To have some of what might be later called "quality time" together, mom packs the kid off to her younger sister who lives with her Italian-American husband in the then more airy and green Queens. (Some jokes about Italians and Jews being different tribes surface here as they do in other films. Nobody seems to know that there exist Italian Jews, many of them celebrities, like author Primo Levi or Sergio Leone who invented Spaghetti Westerns along with Clint Eastwood)

The Queens aunt is pregnant, an obstacle to Lenny's observing her and hubby Phil practicing sex. Phil owns a deli. His summer helper John is about Lenny's age. Phil asks Lenny to help too. The boys become friends, especially upon discovering that share the same mania about the sex act. There's also a bonus, as John and two local girls have a "sex club." This simply means talking about sex. (Some laughs here as the more enlightened girls impress the ignorant boys, with facts of life, often wrong.)

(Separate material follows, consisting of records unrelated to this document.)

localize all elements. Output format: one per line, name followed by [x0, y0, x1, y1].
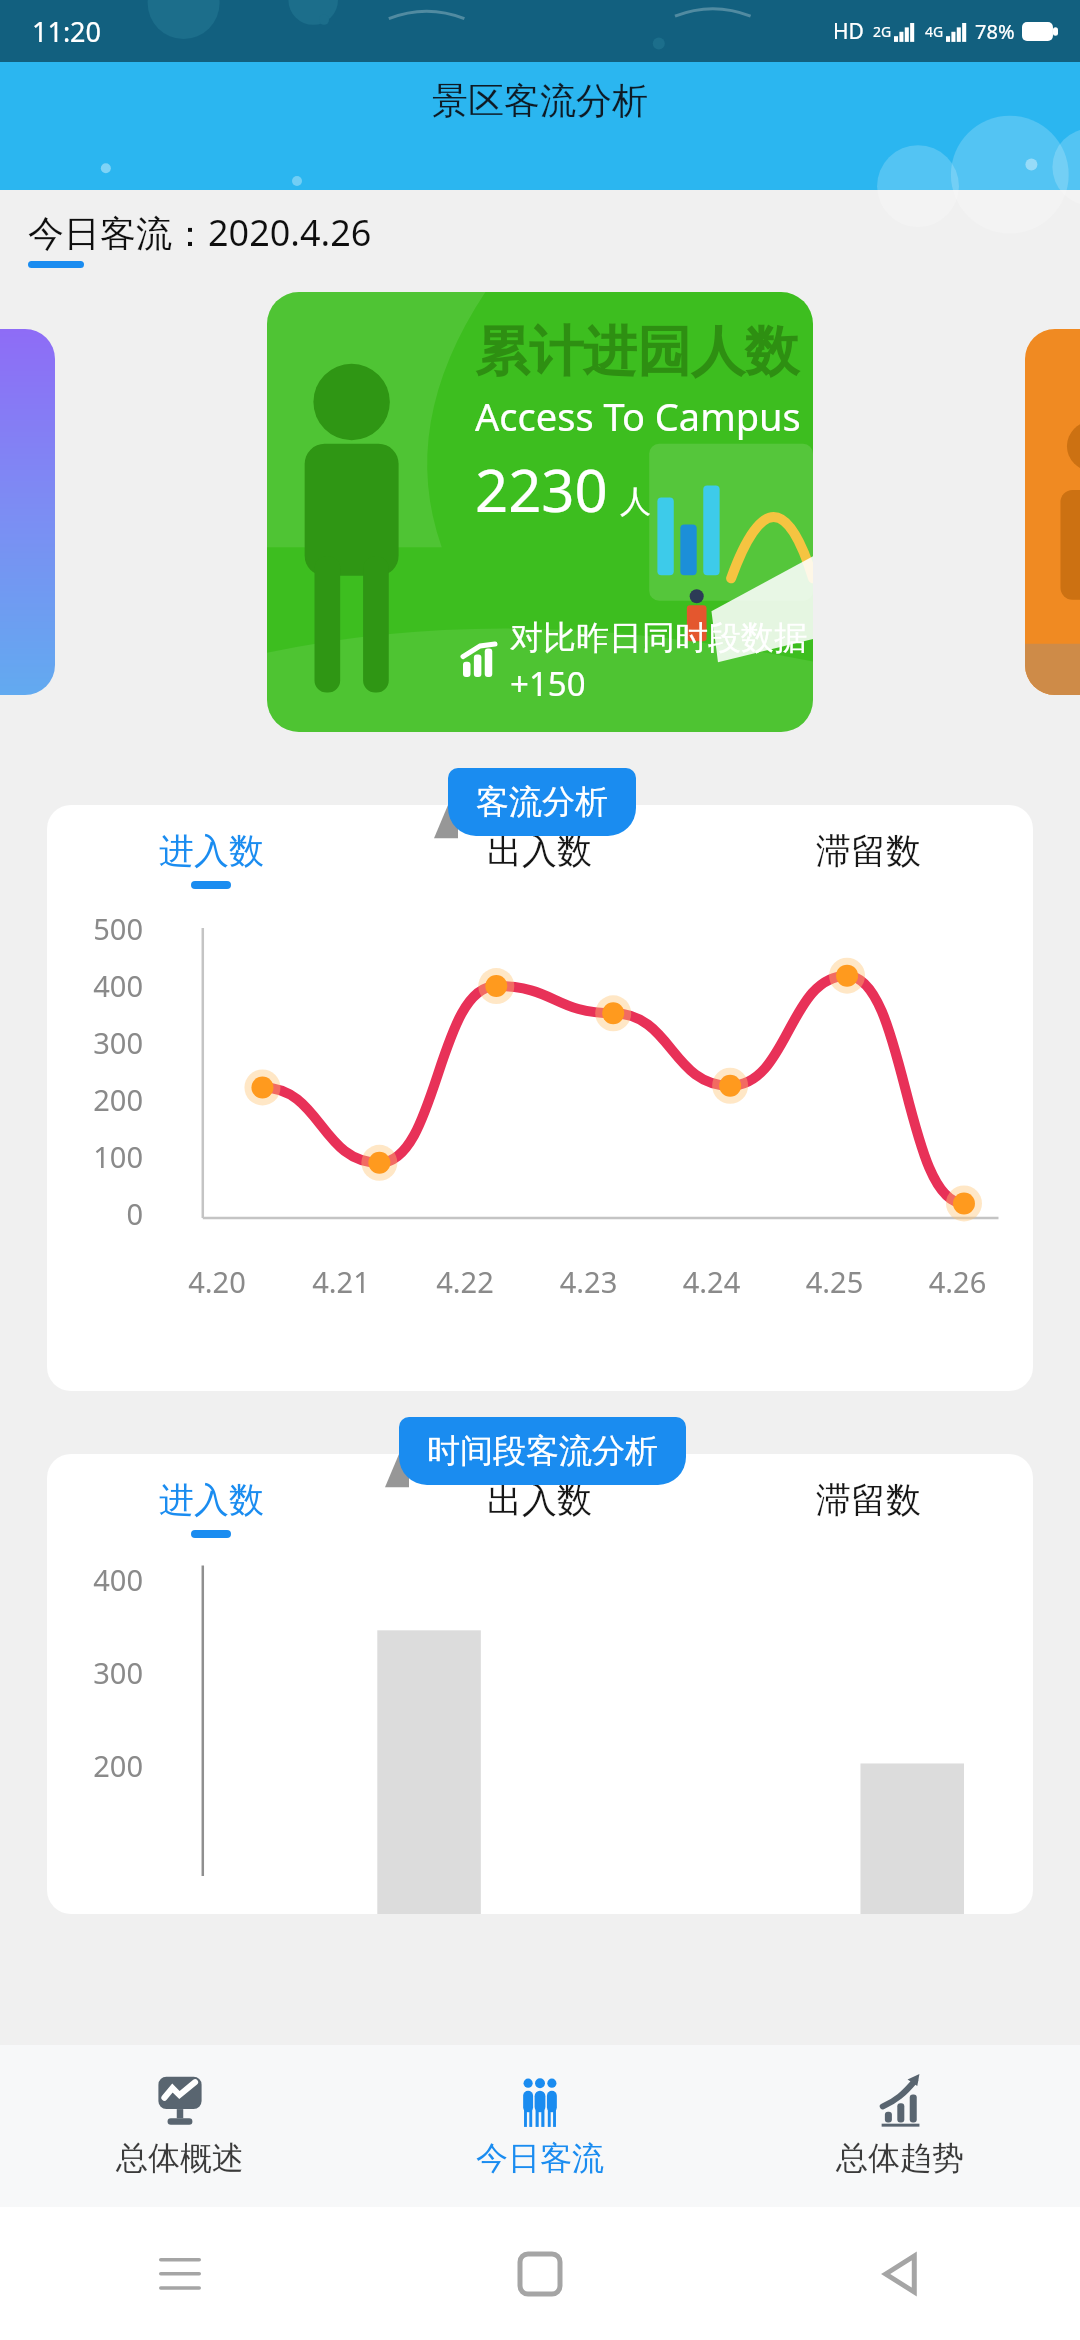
staticText: 200	[77, 1746, 143, 1785]
staticText: 进入数	[159, 1478, 264, 1522]
staticText: HD	[833, 17, 864, 46]
staticText: 4.26	[896, 1262, 1019, 1301]
button[interactable]: Back	[720, 2207, 1080, 2340]
staticText: 客流分析	[476, 781, 608, 823]
staticText: 4G	[925, 22, 944, 41]
staticText: 200	[77, 1080, 143, 1119]
button[interactable]	[0, 329, 55, 695]
staticText: 总体趋势	[836, 2138, 964, 2178]
staticText: 2230	[475, 450, 608, 529]
staticText: 滞留数	[816, 1478, 921, 1522]
button[interactable]: Home	[360, 2207, 720, 2340]
button[interactable]: 客流分析	[448, 768, 636, 836]
staticText: 4.24	[650, 1262, 773, 1301]
button[interactable]: 滞留数	[704, 1478, 1033, 1538]
staticText: 滞留数	[816, 829, 921, 873]
staticText: 100	[77, 1137, 143, 1176]
button[interactable]: 进入数	[47, 829, 375, 889]
staticText: 今日客流	[476, 2138, 604, 2178]
button[interactable]: 出入数	[375, 829, 704, 889]
staticText: 300	[77, 1653, 143, 1692]
staticText: 4.25	[773, 1262, 896, 1301]
staticText: 景区客流分析	[432, 78, 648, 123]
button[interactable]	[1025, 329, 1080, 695]
staticText: 500	[77, 909, 143, 948]
button[interactable]: 进入数	[47, 805, 1033, 1391]
staticText: 4.23	[527, 1262, 650, 1301]
staticText: 总体概述	[116, 2138, 244, 2178]
button[interactable]: 时间段客流分析	[399, 1417, 686, 1485]
staticText: 4.21	[279, 1262, 403, 1301]
staticText: 出入数	[487, 829, 592, 873]
staticText: 今日客流：2020.4.26	[28, 208, 372, 257]
staticText: 4.20	[155, 1262, 279, 1301]
button[interactable]: 进入数	[47, 1478, 375, 1538]
button[interactable]: 累计进园人数	[267, 292, 813, 732]
staticText: 对比昨日同时段数据 +150	[510, 614, 813, 706]
button[interactable]: 进入数	[47, 1454, 1033, 1914]
button[interactable]: 总体趋势	[720, 2045, 1080, 2207]
staticText: 300	[77, 1023, 143, 1062]
staticText: 时间段客流分析	[427, 1430, 658, 1472]
staticText: 0	[77, 1194, 143, 1233]
staticText: 400	[77, 966, 143, 1005]
staticText: 78%	[975, 18, 1015, 45]
staticText: 400	[77, 1560, 143, 1599]
button[interactable]: Recent apps	[0, 2207, 360, 2340]
staticText: 累计进园人数	[475, 318, 799, 386]
button[interactable]: 滞留数	[704, 829, 1033, 889]
staticText: 4.22	[403, 1262, 527, 1301]
staticText: 11:20	[32, 13, 102, 50]
staticText: 出入数	[487, 1478, 592, 1522]
staticText: 人	[620, 482, 651, 521]
button[interactable]: 总体概述	[0, 2045, 360, 2207]
staticText: 进入数	[159, 829, 264, 873]
button[interactable]: 今日客流	[360, 2045, 720, 2207]
staticText: Access To Campus	[475, 390, 801, 442]
staticText: 2G	[873, 22, 892, 41]
button[interactable]: 出入数	[375, 1478, 704, 1538]
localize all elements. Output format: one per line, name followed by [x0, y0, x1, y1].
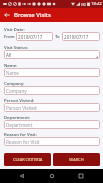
staticText: Name — [6, 70, 19, 76]
button[interactable]: Person Visited — [4, 103, 100, 112]
button[interactable]: Back — [0, 8, 14, 22]
staticText: Company: — [4, 81, 25, 87]
staticText: 2018/07/17 — [18, 34, 43, 40]
button[interactable]: 2018/07/17 — [62, 32, 100, 41]
staticText: Browse Visits — [14, 11, 51, 19]
button[interactable]: Back — [15, 169, 29, 183]
staticText: Department: — [4, 115, 31, 121]
staticText: SEARCH — [69, 157, 84, 162]
staticText: To — [55, 34, 60, 40]
button[interactable]: Company — [4, 86, 100, 95]
staticText: Name: — [4, 63, 18, 69]
button[interactable]: CLEAR CRITERIA — [4, 153, 51, 166]
staticText: Visit Status: — [4, 45, 28, 51]
button[interactable]: Department — [4, 120, 100, 129]
button[interactable]: All — [4, 50, 100, 59]
button[interactable]: Recent apps — [74, 169, 88, 183]
staticText: HD — [81, 2, 86, 7]
staticText: Department — [6, 122, 33, 128]
staticText: Person Visited: — [4, 98, 35, 104]
button[interactable]: 2018/07/17 — [16, 32, 53, 41]
staticText: All — [6, 52, 12, 58]
button[interactable]: Name — [4, 68, 100, 77]
staticText: Reason for Visit: — [4, 132, 37, 138]
staticText: 18:42 — [91, 1, 102, 7]
staticText: CLEAR CRITERIA — [13, 157, 43, 162]
staticText: Person Visited — [6, 105, 37, 111]
button[interactable]: Reason for Visit — [4, 137, 100, 146]
staticText: From — [4, 34, 15, 40]
button[interactable]: Home — [45, 169, 59, 183]
staticText: Reason for Visit — [6, 139, 40, 145]
button[interactable]: SEARCH — [53, 153, 100, 166]
staticText: 2018/07/17 — [64, 34, 89, 40]
staticText: Company — [6, 88, 27, 94]
staticText: Visit Date: — [4, 27, 25, 33]
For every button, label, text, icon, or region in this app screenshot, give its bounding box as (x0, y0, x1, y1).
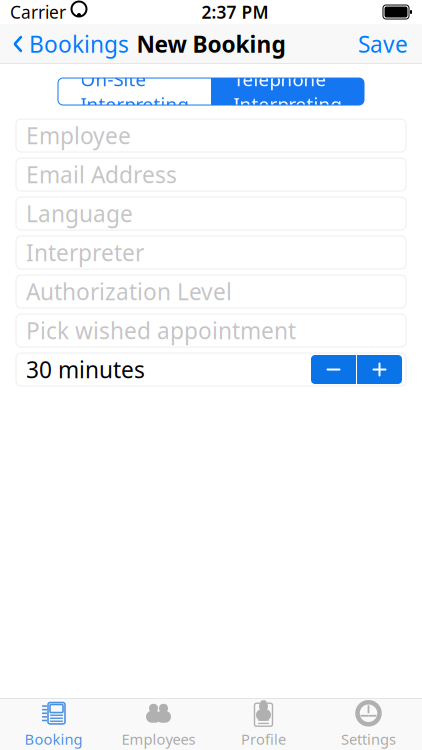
staticText: 2:37 PM (202, 0, 268, 24)
staticText: Employee (26, 120, 131, 150)
staticText: Telephone Interpreting (234, 67, 342, 116)
staticText: New Booking (136, 29, 286, 59)
staticText: Save (358, 29, 408, 59)
staticText: Bookings (29, 29, 129, 59)
staticText: On-Site Interpreting (80, 67, 188, 116)
button[interactable]: Bookings (0, 21, 141, 67)
button[interactable]: Language (16, 197, 406, 230)
button[interactable]: Decrease duration (311, 355, 356, 384)
staticText: Language (26, 198, 133, 228)
button[interactable]: Employees (106, 698, 211, 750)
button[interactable]: Increase duration (357, 355, 402, 384)
staticText: Booking (24, 729, 82, 749)
button[interactable]: Booking (1, 698, 106, 750)
staticText: Email Address (26, 159, 177, 190)
staticText: Pick wished appointment (26, 315, 296, 346)
button[interactable]: Pick wished appointment (16, 314, 406, 347)
staticText: Employees (122, 729, 196, 749)
button[interactable]: Settings (316, 698, 421, 750)
button[interactable]: Interpreter (16, 236, 406, 269)
button[interactable]: Authorization Level (16, 275, 406, 308)
staticText: Profile (241, 729, 286, 749)
staticText: Carrier (10, 0, 66, 24)
staticText: Settings (341, 729, 396, 749)
button[interactable]: Employee (16, 119, 406, 152)
button[interactable]: On-Site Interpreting (58, 78, 211, 105)
staticText: 30 minutes (26, 354, 145, 384)
button[interactable]: Profile (211, 698, 316, 750)
button[interactable]: Telephone Interpreting (211, 78, 364, 105)
staticText: Interpreter (26, 237, 144, 268)
staticText: Authorization Level (26, 276, 232, 306)
button[interactable]: Email Address (16, 158, 406, 191)
button[interactable]: Save (344, 21, 422, 67)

Into the picture comes neighbor Hedy (Gretchen Mol) a twenty-something nurse. She is gorgeous, charming to young and old, and --hold on!-- she once posed for bra ads. Will the boys be captivated? Silly question. Another bonus: Hedy has a visiting MD boyfriend. The couple might be spied, binoculars helping, making love. Wow!

Matters get rather edgy and messy (don't ask- I won't tell.) They lead to a seance where Hedy pours her heart out to the kid and speaks with him as to an adult. Bonding follows, then a melodramatic series of TV-ish developments resulting in Lenny's a) becoming the hero of the day, b) learning about life and the weaknesses of adults, and c) coming to terms with his stepfather. In (b) and (c) Sweet 'n Lo turns into genuine sugar.

Karp says that his whole story is semi-autobiographical, which is neither a plus nor a minus. The tale however is neither involving nor audience-alienating. While the teens become a bit tedious, there are nice bits of humor (several of them inside the deli) and nostalgia-laden visuals. The painstaking reconstruction of the mid-50s (clothes, stores, artifacts, songs, etc.) is pleasant.

Note: The movie was shown at the 1999 Hamptons film festival but released in the fall-early winter of 2000.